The Synaptic Web: More Like A Brain?

Web development is anything but a static affair. Progress is constantly being made in whole or in part. Sometimes in tiny incremental steps or, just occasionally, in a sweeping, life-altering manner when a killer app hits the Web.

Web evolution is an observable phenomena and there is plenty of room for curiosity and speculation as to where or what the eventual outcome would be. Or probably more accurately, since it is a continuous ongoing process, what will this outcome look like at a certain stage in the future?

Khris Loux, Eric Blantz and Chris Saad have written an article about how they see change coming, and by way of providing a clue they have included you in the authorship as well.

Their basic suggestion is that the Web – while not exactly evolving into a brain as we know it – will certainly operate like a brain. The key to brain operation is the transmission of information from brain cell to brain cell. Since brain cells are discrete objects they, need a means to reach out to each other, and these bridges are called synapses. There are two kinds of synapses, one is chemical in nature and the the other is electrical, and they work quite differently. Chemical synapses transmit information via neurotransmitters and receptors, and electrical synapses use conductive channels in the membranes of the cell.

One very important thing to remember is that neither of these methods are binary in the sense of being fully on contrasted with fully off. They are either more active or less active.

The purpose of this mini brain science lesson is to define the limits of the Synaptic Web metaphor. It will be a long time, if ever, before we can get a computer system to work like the brain.

However, that shouldn’t detract from some of the points that Khris, Eric and Chris make. They say that the Web has evolved from document delivery (Web 1.0) to a communication platform (Web 2.0), and is heading towards, “something more profound: a dynamic Web of of adaptive ‘organic’ and implicit connections whereby real-time information flows give structure and meaning to previously-unconnected sets of data. The Internet is a sea of conversations streaming through connections, and these patterns have meaning.”

In a previous article, The Collective Brain App, we talked about how increasing interconnectivity would obviate the need for the construction of monolithic websites and their associated data silos, and communication would become more focused on real connections than by billboard-like, broadbased announcements. This is very much in tune with the authors’ idea that, “Like individual neurons, ‘sites’ must now maximise their connections to outside data sources and applications in response to external stimuli or risk being ‘pruned’ themselves.”

There are over 500 million users on Facebook now whose activity revolves around over 900 million social objects (images, profiles, links, groups, and so on). The relationship that the users have with each other and via their social objects has been described by Mark Zuckerberg and his team as a social graph.

All these connections create patterns of behaviour, interactivity and relationship.
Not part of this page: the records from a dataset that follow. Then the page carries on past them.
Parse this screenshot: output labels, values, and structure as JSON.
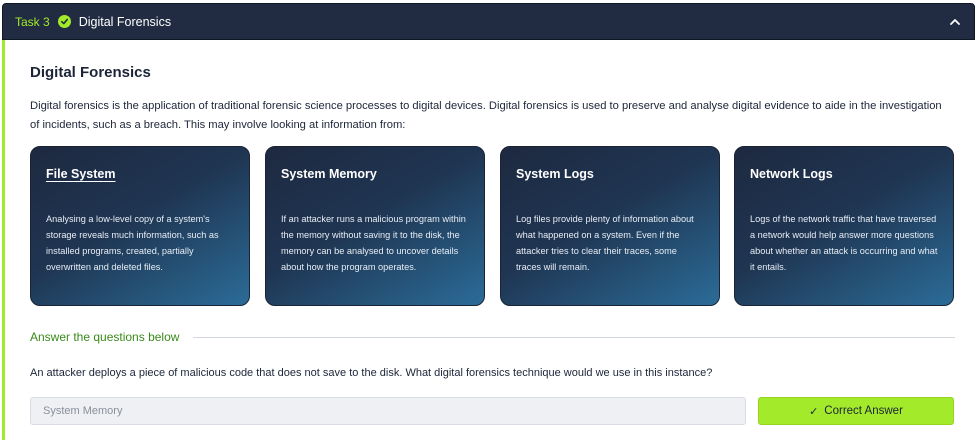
{
  "task": {
    "number": "Task 3",
    "title": "Digital Forensics",
    "completed": true,
    "accent_color": "#a3ea2a",
    "header_color": "#212c42"
  },
  "content": {
    "heading": "Digital Forensics",
    "intro": "Digital forensics is the application of traditional forensic science processes to digital devices. Digital forensics is used to preserve and analyse digital evidence to aide in the investigation of incidents, such as a breach. This may involve looking at information from:"
  },
  "cards": [
    {
      "title": "File System",
      "text": "Analysing a low-level copy of a system's storage reveals much information, such as installed programs, created, partially overwritten and deleted files."
    },
    {
      "title": "System Memory",
      "text": "If an attacker runs a malicious program within the memory without saving it to the disk, the memory can be analysed to uncover details about how the program operates."
    },
    {
      "title": "System Logs",
      "text": "Log files provide plenty of information about what happened on a system. Even if the attacker tries to clear their traces, some traces will remain."
    },
    {
      "title": "Network Logs",
      "text": "Logs of the network traffic that have traversed a network would help answer more questions about whether an attack is occurring and what it entails."
    }
  ],
  "questions": {
    "section_label": "Answer the questions below",
    "q1": {
      "text": "An attacker deploys a piece of malicious code that does not save to the disk. What digital forensics technique would we use in this instance?",
      "answer_value": "System Memory",
      "button_label": "Correct Answer",
      "button_icon": "check-icon"
    }
  }
}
The significant and relevant patterns can be said to hold meaning.

“Implicit information derived from content and gestures is one of the great opportunities of the Synaptic Web. To observe a set of gestures and connect them together creates a dynamic profile of interests, intentions and friends that can be used for discovery and filtering.”

This, perhaps, is where the great leap forward promises to take place.

“In the Synaptic Web, filtering is more important than search. While search is about narrowing the infinite document Web to a digestible set of pages, filtering is about narrowing the torrent of streams, nodes and networks into something that matches your current and evolving criteria. It’s about defining and constantly refining your world view so that information can find you.”

Of course, to make all this possible, code will have to be written and applications developed. The authors describe in their own list what they expect this new software would have to do:

  • They connect two or more categories of things together (e.g. people and data, content and communication, data and devices, places and companies).
  • They create or derive new/novel meaning or utility from implicit connections (e.g. interest profiles, filtering, visualisations).
  • The connections they enable adjust in real or near-real time to changes in users’ behavior or other inputs.
  • They bias towards implicit connections that are strengthened or weakened by actual behavior rather than explicitly-stated connections that are arguably less accurate and relatively inflexible.
  • They use the Web as the platform (e.g. open standards and interoperable endpoints).
  • They apply a variety of inputs to extend existing applications (e.g. GPS applied to maps, interests applied to dating).
  • They become stronger through network effects (e.g. crowd-sourced images, social gestures, etc.).
  • Though they might have a companion site, they are defined by usership and information flows and are untethered from any given destination site.
  • One of their primary inputs and/or outputs is the stream.

This criteria offers up some fascinating challenges for those wishing to rise to them. But to make the Web with its mind-boggling amount of data relevant, meaningful and accessible, then it is worthwhile to think about approaching it by using the way our brains operate as a model. After all, it is still the best computational machine that we know of.